The state-of-the-art methods in natural language processing (NLP) increasingly rely on large pre-trained transformer models. The strength of the models stems from their large number of parameters and the enormous amounts of data used to train them. The datasets are of a scale that makes it difficult, if not impossible, to audit them manually. When unwieldy amounts of potentially sensitive data are used to train large machine learning models, a difficult problem arises: the unintended memorization of the training data.

All datasets—including those based on publicly available data—can contain sensitive information about individuals. When models unintentionally memorize these sensitive data, they become vulnerable to different types of privacy attacks. Very few datasets for NLP can be guaranteed to be free from sensitive data. Thus, to varying degrees, most NLP models are susceptible to privacy leakage. This susceptibility is especially concerning in clinical NLP, where the data typically consist of electronic health records. Unintentionally leaking publicly available data can be problematic, but leaking data from electronic health records is never acceptable from a privacy perspective. At the same time, clinical NLP has great potential to improve the quality and efficiency of healthcare.

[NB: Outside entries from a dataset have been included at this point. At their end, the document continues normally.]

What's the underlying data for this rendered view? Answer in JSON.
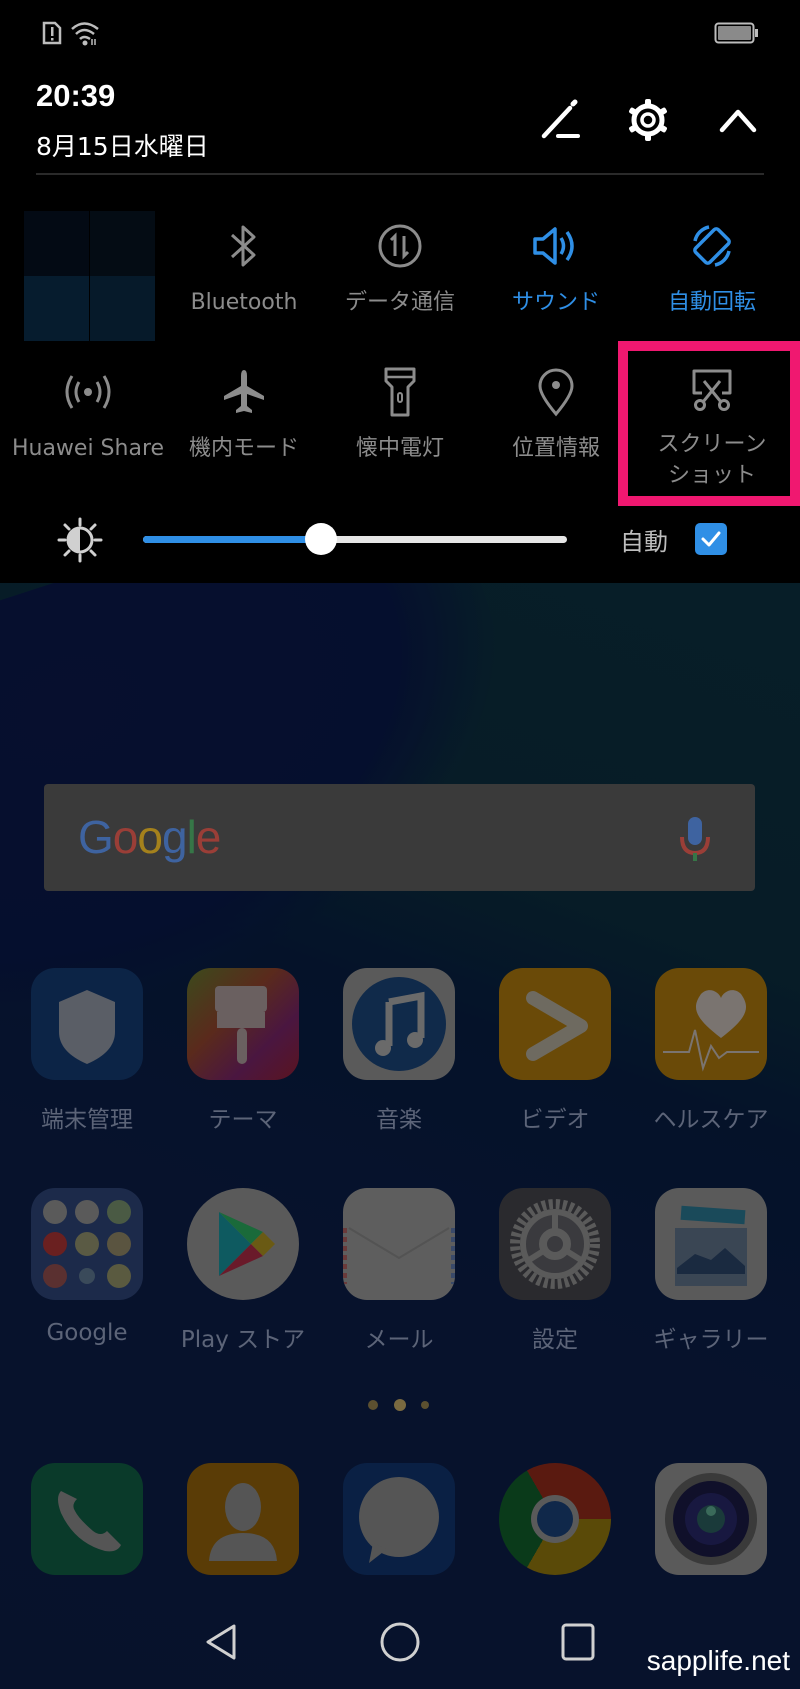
{
  "status_bar": {
    "sim_icon": "sim-alert-icon",
    "wifi_icon": "wifi-icon",
    "battery_icon": "battery-icon"
  },
  "header": {
    "time": "20:39",
    "date": "8月15日水曜日",
    "edit_icon": "pencil-icon",
    "settings_icon": "gear-icon",
    "collapse_icon": "chevron-up-icon"
  },
  "quick_tiles": [
    {
      "label": "Bluetooth",
      "icon": "bluetooth-icon",
      "active": false
    },
    {
      "label": "データ通信",
      "icon": "mobile-data-icon",
      "active": false
    },
    {
      "label": "サウンド",
      "icon": "speaker-icon",
      "active": true
    },
    {
      "label": "自動回転",
      "icon": "auto-rotate-icon",
      "active": true
    },
    {
      "label": "Huawei Share",
      "icon": "huawei-share-icon",
      "active": false
    },
    {
      "label": "機内モード",
      "icon": "airplane-icon",
      "active": false
    },
    {
      "label": "懐中電灯",
      "icon": "flashlight-icon",
      "active": false
    },
    {
      "label": "位置情報",
      "icon": "location-icon",
      "active": false
    },
    {
      "label": "スクリーン",
      "label2": "ショット",
      "icon": "screenshot-scissors-icon",
      "active": false,
      "highlighted": true
    }
  ],
  "brightness": {
    "icon": "brightness-icon",
    "level_percent": 42,
    "auto_label": "自動",
    "auto_checked": true
  },
  "colors": {
    "accent": "#2f8fe6",
    "highlight_box": "#f01870",
    "inactive_label": "#8c8c8c"
  },
  "home": {
    "search": {
      "logo": [
        "G",
        "o",
        "o",
        "g",
        "l",
        "e"
      ],
      "mic_icon": "mic-icon"
    },
    "apps_row1": [
      {
        "name": "端末管理",
        "icon": "shield-icon"
      },
      {
        "name": "テーマ",
        "icon": "paintbrush-icon"
      },
      {
        "name": "音楽",
        "icon": "music-note-icon"
      },
      {
        "name": "ビデオ",
        "icon": "play-icon"
      },
      {
        "name": "ヘルスケア",
        "icon": "heart-pulse-icon"
      }
    ],
    "apps_row2": [
      {
        "name": "Google",
        "icon": "google-folder-icon"
      },
      {
        "name": "Play ストア",
        "icon": "play-store-icon"
      },
      {
        "name": "メール",
        "icon": "envelope-icon"
      },
      {
        "name": "設定",
        "icon": "settings-gear-icon"
      },
      {
        "name": "ギャラリー",
        "icon": "gallery-icon"
      }
    ],
    "page_indicator": {
      "count": 3,
      "current": 2
    },
    "dock": [
      {
        "icon": "phone-icon",
        "name": "phone"
      },
      {
        "icon": "contacts-icon",
        "name": "contacts"
      },
      {
        "icon": "messages-icon",
        "name": "messages"
      },
      {
        "icon": "chrome-icon",
        "name": "chrome"
      },
      {
        "icon": "camera-icon",
        "name": "camera"
      }
    ]
  },
  "nav_bar": {
    "back_icon": "back-triangle-icon",
    "home_icon": "home-circle-icon",
    "recents_icon": "recents-square-icon"
  },
  "watermark": "sapplife.net"
}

This licentiate thesis investigates how these privacy risks can be mitigated using automatic de-identification. This is done by exploring the privacy risks of pre-training using clinical data and then evaluating the impact on the model accuracy of decreasing these risks. A BERT model pre-trained using clinical data is subjected to a training data extraction attack. The same model is also used to evaluate a membership inference attack that has been proposed to quantify the privacy risks associated with masked language models. Then, the impact of automatic de-identification on the performance of BERT models is evaluated for both pre-training and fine-tuning data.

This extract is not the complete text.